Interviewed by Tom Dawson

Born in 1965 in Oslo, Marius Holst studied at the International Film School in London, graduating in 1990. His first feature film, "Cross my Heart and Hope to Die", won the Blue Angel Prize at the 1995 Berlin Film Festival. His second, "Dragonflies", is a psychological thriller in which a couple's world is turned upside down by an old associate, recently released from prison.

How did you get involved with "Dragonflies"?

I read the short story by Ingvar Ambjørnsen, who's a friend of mine, a few years ago when it came out, and I told him that it was really strong material for a film. I had been working on a big project which had fallen through, and I was looking for a vehicle that had a very simple, classic framework. With "Dragonflies", you could work on small character details, and the film's mood, in a way that more plot-driven films don't permit. Here we could change and rewrite things along the way.

You had to shoot "Dragonflies" in just 18 days. How much did that put you under pressure?

Those limitations give you a freedom and an energy. There are certain things you can't worry about and that you can't do because there's not enough time. You work more from instinct. I'd worked with my director of photography, John Christian Rosenlund, on short films and commercials. We decided not to do the film in the style of Dogme, and make it look rough and smudgy, and have a handheld camera throughout. I wanted to frame it more classically, but what was hard was maintaining the uniformity of the film's look over the 18 days when we were making changes on the run.

Why the title "Dragonflies"?

The short story was actually called "Natt til Mork Morgen", which means "from night till dark morning", almost in the tradition of titles like "Long Day's Journey into Night". I thought that was too heavy for the film's title, so I came up with "Øyenstikker", which translates as "Dragonflies". The dragonfly is a beautiful insect, but it's also a predator, which lives in still and muddy waters. In Ibsen's work the smell of the swamp is an image of the past left behind and secrets buried. So in Norwegian, the title is both beautiful and frightening.

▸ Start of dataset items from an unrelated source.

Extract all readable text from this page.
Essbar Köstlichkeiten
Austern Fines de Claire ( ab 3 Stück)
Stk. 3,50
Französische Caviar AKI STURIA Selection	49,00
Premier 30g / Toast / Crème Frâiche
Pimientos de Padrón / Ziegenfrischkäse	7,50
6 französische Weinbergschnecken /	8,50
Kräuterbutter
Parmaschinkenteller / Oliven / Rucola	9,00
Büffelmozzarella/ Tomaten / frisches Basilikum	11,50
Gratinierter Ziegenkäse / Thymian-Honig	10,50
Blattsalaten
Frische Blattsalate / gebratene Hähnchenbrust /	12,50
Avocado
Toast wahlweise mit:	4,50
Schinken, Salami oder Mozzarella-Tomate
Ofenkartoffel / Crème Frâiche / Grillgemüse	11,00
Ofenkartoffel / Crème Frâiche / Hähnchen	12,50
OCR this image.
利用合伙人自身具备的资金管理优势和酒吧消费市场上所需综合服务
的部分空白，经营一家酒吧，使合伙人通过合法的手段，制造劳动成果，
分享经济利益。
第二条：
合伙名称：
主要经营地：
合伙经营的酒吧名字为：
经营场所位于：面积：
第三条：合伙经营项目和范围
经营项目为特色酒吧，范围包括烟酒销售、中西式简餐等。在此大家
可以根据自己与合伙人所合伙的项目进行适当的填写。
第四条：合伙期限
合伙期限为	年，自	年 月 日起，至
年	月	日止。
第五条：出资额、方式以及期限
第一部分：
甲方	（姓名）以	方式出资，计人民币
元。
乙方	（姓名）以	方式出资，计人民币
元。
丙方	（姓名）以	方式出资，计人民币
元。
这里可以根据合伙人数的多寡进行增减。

The character Kullmann, who's played by Mikael Persbrandt and who intrudes upon the couple's rural idyll in "Dragonflies", is unsettling in a subtle way...

Mikael is a very good film and stage actor, yet in films in Scandinavia, he's been used in a one-note way, which I find sad. They always highlight his physique and his menacing qualities. I always thought he was an actor who could play with much more nuance. Also he's one of the few actors in Scandinavia who can stand toe-to-toe with Kim Bodnia [who plays Eddie] without overacting. I wanted to show Kim in a different light as well, to show his friendly and vulnerable side, in a film which is all about containing and holding back.

Unlike many thrillers, "Dragonflies" seems more about looks and glances than snappy dialogue...

We cut out a lot of explanations from the script about the background of the three characters. Films these days tend to spoonfeed you too much. We let the audience fill in the blanks about their past with their own experiences, which are probably more exciting than what I can fill in with a few snips of dialogue. I was worried in editing, though, that I'd left too much out.